We often hear talk of how analytics can help businesses and organisations extract valuable insight from their data, but that’s where the conversation ends.
How does it do this? And what should we do with the resulting information?
Analytics can be applied to any scenario. It can help to minimise wasteful expenditure within a government department, or to improve tax compliance among 30 to 40 year olds, for example.
Whatever the application, data analysis provides useful insights that can be leveraged to not only make strategic business decisions, but also to solve problems, replicate desirable circumstances, or prevent issues from occurring in the first place.
When discussing analytics, we refer to predictive analysis, descriptive analysis and sequencing, which each employ various analytical disciplines, technologies and methods.
One of the fundamental tasks of analytics is to bring predictive power to information. It can help us to understand what happened in the past, what is happening now, in terms of monitoring and controlling information), and what is likely to happen in the future.
Descriptive analytics is about understanding certain phenomena. In any industry, there are those who want to be able to detect two types of patterns – desirable and undesirable.

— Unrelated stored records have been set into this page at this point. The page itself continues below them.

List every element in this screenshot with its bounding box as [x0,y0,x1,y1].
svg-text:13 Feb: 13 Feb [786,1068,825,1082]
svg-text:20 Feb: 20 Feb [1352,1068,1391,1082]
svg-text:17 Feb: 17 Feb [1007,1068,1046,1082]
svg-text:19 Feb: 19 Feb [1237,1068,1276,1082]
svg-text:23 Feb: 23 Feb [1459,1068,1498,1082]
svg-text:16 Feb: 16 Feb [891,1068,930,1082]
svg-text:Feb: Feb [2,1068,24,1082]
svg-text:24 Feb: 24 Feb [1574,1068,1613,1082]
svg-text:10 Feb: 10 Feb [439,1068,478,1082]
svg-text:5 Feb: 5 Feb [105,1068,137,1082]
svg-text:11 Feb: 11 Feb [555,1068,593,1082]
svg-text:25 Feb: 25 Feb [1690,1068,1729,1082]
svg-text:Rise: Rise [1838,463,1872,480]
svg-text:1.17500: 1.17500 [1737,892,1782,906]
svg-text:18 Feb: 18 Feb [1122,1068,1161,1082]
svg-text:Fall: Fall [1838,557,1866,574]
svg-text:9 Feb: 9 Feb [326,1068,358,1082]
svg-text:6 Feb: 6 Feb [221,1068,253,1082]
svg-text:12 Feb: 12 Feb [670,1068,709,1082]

For example, a hospital chain may detect that Hospital X is performing well in terms of disease eradication, which is an example of a desirable pattern. The hospital group may want to drill down to find out what Hospital X is doing differently compared to Hospitals Y and Z, with a view to replicating this model across the chain. Similarly, it may notice that Hospital Z has a worryingly high infant mortality rate – an undesirable pattern – and, through analysis, will be able to identify what factors contribute to this.
When analysing a sequence of events, one tries to deduce what order of events produced a certain desirable or undesirable outcome with a view to preventing something from happening, or ensuring that desired results are repeated.
With this information, the group can rank hospitals on a good/average/bad spectrum and settle on a benchmark that all hospitals can be measured against. Once it understands the variables around those hospitals that are performing well versus those that are not, it can then implement solutions at under-performing hospitals, and can replicate models of successful hospitals, in the process preventing disease outbreak and lowering infant mortality – before it happens. Ultimately, analytics is about inducing general, non-specific knowledge that can be applied elsewhere.
Crucially, organisations must act on the insights produced by analysis. However, they will not come by this information overnight. Data must be aggregated over an extended period of time and across a variety of areas, one cannot induce something about anything by simply looking at a single factor at a time. Analysing different data over time will give insight into what the problem is, as well as the possible solution. Someone then needs to be empowered to go in and make changes.
Data availability can be a challenge, however. Gathering data that is segregated across email, PDFs, databases, etc, can be time-consuming – data preparation constitutes 70% to 80% of the total effort. However, once all the data has been collected and the variables are in place, an algorithm can be applied in an hour, which will help produce the patterns.
The next step is to measure the effects of the solution that was implemented. If you don’t compare numbers after implementation, you will not be able to quantify the benefits you have achieved.
Either way, analysis should be used for the greater good, from reducing crime, to identifying areas at risk of flooding, allowing time to relocate people before a storm hits.